Von Carmen Berg

Es wird nun wohl doch nach der Sanierung ein Wasserspiel auf Luckaus Marktplatz geben. Ein Antrag der Fraktion Luckau-Land/UWG/ FDP auf Streichung des Vorhabens fand nach emotionaler Debatte im Stadtparlament am Donnerstagabend keine Mehrheit. Der Hauptgrund: Die Intervention kommt zu spät. Die Marktsanierung ist bereits in der Ausschreibung.

Rückblende: Kaum ein Investitionsvorhaben in der Stadt war im Vorfeld so breit diskutiert worden wie das neue Gesicht für den Markt. Bürgermeister Gerald Lehmann (parteilos) erinnerte an mehrere Bürgerdialoge auf dem Schlossberg und in der Kulturkirche sowie an die Debatte in den Fachausschüssen. Zum Wasserspiel seien die Meinungen geteilt gewesen, räumte er ein. Zwischen „ganz historisch“ oder „ganz modern“ sei die aktuelle ebenerdige Variante der Kompromiss gewesen, der am Ende der demokratischen Entscheidungsfindung stand, so der Bürgermeister. Wie in der Nachbarstadt Lübben soll demnach das Nass aus Bodendüsen sprudeln. Werden sie außer Betrieb gesetzt, entsteht eine ganz herkömmlich für Märkte und andere Aktivitäten nutzbare Fläche. Das Wasserspiel verschwindet dann quasi im Boden.

LL/UWG/FDP beziehen sich bei ihrer Ablehnung auf „viele Gespräche mit Luckauer Bürgern aus der Kernstadt und den Ortsteilen“. Ins Feld geführt wird etwa, dass bereits bestehende Wasserinstallationen wie der Töpferbrunnen und der Wasserspielplatz im Laga-Park seit Jahren nicht funktionieren. Die Kosten für Unterhaltung und Wartung der neuen Anlage würden der Fraktion zufolge von der Verwaltung unterschätzt. Und es verbiete sich aus Sicht der Kritiker außerdem, bei wiederkehrenden trockenen Sommern die zunehmende Wasserknappheit in der Region zu ignorieren.

Der AfD-Abgeordnete Tobias Winzer setzte noch einen drauf und  forderte, die Marktsanierung ganz bleiben zu lassen. Es sei viel Geld für ein paar Steine. Lothar Treder-Schmidt (SPD/Grüne) verwahrte sich gegen den Eindruck, das Vorgänger-Parlament, das die Beschlüsse zur Marktsanierung auf den Weg gebracht hatte, wollte „Millionen verballern“. Schließlich gehe es nicht nur um neues Pflaster, sondern um die komplette Instandsetzung des maroden Untergrundes, sagte er und erklärte, dass es auch viele Bürger gebe,  denen die Idee des Wasserspiels gefällt. Wie sich in Lübben zeige, ziehen die sprudelnden Fontänen Familien ins Zentrum. „Kinder wollen nicht Barock sehen, sondern planschen“, so Lothar Treder-Schmidt. „Keine Seite hat das Recht zu sagen, die Mehrheit der Bürger steht hinter ihr“, fand Andreas Jahnke (CDU).  
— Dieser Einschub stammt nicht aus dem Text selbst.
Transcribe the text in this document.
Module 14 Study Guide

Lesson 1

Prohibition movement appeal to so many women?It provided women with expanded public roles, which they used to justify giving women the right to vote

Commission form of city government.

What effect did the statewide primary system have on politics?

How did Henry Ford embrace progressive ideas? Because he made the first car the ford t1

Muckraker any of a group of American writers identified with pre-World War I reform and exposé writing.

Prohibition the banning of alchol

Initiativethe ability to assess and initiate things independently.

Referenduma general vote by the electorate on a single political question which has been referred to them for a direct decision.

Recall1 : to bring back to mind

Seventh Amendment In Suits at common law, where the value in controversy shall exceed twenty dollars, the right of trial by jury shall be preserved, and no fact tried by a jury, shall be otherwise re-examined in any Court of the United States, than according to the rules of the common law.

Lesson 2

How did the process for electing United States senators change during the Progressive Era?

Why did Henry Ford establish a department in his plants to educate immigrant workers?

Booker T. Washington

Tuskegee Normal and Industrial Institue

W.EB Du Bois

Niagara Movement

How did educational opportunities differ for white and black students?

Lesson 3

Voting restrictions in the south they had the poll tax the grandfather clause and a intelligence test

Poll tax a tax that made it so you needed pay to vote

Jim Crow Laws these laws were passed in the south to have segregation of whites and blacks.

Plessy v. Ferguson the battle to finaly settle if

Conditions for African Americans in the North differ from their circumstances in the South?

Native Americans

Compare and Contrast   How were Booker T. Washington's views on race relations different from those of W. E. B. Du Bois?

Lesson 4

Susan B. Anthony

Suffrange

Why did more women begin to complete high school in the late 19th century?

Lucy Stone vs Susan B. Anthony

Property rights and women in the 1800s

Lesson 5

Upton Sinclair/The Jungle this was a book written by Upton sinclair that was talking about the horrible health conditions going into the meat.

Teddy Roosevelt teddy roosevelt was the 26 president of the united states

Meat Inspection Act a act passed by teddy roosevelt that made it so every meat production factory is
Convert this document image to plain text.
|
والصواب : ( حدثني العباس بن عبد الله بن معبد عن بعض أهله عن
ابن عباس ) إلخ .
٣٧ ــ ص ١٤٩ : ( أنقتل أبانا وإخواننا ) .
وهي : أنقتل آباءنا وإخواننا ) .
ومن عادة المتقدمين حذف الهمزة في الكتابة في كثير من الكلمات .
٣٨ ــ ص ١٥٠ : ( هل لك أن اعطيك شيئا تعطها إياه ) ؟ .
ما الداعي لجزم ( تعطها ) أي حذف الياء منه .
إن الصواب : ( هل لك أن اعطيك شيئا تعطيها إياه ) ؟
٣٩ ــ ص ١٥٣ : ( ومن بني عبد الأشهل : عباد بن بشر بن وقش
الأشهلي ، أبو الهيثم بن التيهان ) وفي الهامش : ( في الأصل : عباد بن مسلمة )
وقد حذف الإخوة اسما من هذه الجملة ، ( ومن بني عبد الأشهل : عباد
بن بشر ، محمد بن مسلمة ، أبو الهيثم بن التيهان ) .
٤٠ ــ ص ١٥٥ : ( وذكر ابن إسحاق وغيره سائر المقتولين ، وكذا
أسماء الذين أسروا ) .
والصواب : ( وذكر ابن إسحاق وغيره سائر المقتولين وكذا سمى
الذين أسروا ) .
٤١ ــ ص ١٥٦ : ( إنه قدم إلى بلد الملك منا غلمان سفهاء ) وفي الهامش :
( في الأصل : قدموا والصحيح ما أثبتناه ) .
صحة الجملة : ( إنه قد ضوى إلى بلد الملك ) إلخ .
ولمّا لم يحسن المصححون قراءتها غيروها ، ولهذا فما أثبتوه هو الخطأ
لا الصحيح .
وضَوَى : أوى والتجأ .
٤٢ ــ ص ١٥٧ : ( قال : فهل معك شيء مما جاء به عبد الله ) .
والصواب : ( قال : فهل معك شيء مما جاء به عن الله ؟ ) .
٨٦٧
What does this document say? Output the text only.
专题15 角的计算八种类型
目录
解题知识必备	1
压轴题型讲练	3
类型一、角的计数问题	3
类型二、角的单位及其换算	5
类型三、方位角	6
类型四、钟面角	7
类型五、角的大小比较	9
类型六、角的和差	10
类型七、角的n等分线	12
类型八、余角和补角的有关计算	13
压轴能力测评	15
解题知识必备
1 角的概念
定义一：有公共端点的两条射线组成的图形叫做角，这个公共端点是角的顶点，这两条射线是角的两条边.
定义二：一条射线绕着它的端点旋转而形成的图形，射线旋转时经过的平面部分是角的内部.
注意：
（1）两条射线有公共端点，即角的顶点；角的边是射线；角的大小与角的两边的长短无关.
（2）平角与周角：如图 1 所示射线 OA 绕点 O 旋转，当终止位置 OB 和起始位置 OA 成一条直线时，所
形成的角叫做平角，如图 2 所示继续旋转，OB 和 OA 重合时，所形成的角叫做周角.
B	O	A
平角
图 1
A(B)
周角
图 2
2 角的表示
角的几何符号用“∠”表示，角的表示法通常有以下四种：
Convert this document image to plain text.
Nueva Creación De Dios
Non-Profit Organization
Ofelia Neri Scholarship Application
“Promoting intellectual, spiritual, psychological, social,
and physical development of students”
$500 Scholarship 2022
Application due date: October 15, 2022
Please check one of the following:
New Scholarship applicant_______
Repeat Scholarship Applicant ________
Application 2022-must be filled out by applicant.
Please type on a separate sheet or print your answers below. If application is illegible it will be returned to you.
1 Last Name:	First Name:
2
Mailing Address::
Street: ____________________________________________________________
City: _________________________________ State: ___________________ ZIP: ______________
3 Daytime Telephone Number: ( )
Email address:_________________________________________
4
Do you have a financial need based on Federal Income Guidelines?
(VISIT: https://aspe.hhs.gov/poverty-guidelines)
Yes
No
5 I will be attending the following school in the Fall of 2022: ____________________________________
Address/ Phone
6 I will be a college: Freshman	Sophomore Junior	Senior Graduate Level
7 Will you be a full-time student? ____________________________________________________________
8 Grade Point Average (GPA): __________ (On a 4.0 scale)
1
Der Knackpunkt aber ist ein anderer, wie Matthias Müller (CDU) deutlich machte. „Für Einwände war lange genug Zeit. Sie hätten spätestens kommen müssen, bevor das Vorhaben zum zweiten Mal in die Ausschreibung ging“, sagte er.  Die erste Ausschreibungsrunde war 2018 daran gescheitert, dass die Ergebnisse deutlich über den von der Stadt kalkulierten Summen lagen.

Wie die Bauverwaltung vorrechnet, sind bislang 30 000 Euro Planungskosten für das Wasserspiel entstanden. Eine Umprojektierung würde zusätzlich 35 000 Euro kosten. Auf der Grundlage des von der Stadtverordnetenversammlung beschlossenen Bauprogramms war die Ausschreibung im September veröffentlicht worden, die Submission ist für den 20. November, die Auftragsvergabe in der Stadtverordnetenversammlung im Dezember geplant. „Lehnen wir jetzt das Wasserspiel ab, wird finanzieller Schaden entstehen, in welcher Höhe auch immer“, sagte Olaf Schulze (CDU).

In einer von der CDU beantragten namentlichen Abstimmung lehnten 13 Stadtverordnete bei vier Ja-Stimmen die Streichung des Wasserspiels ab.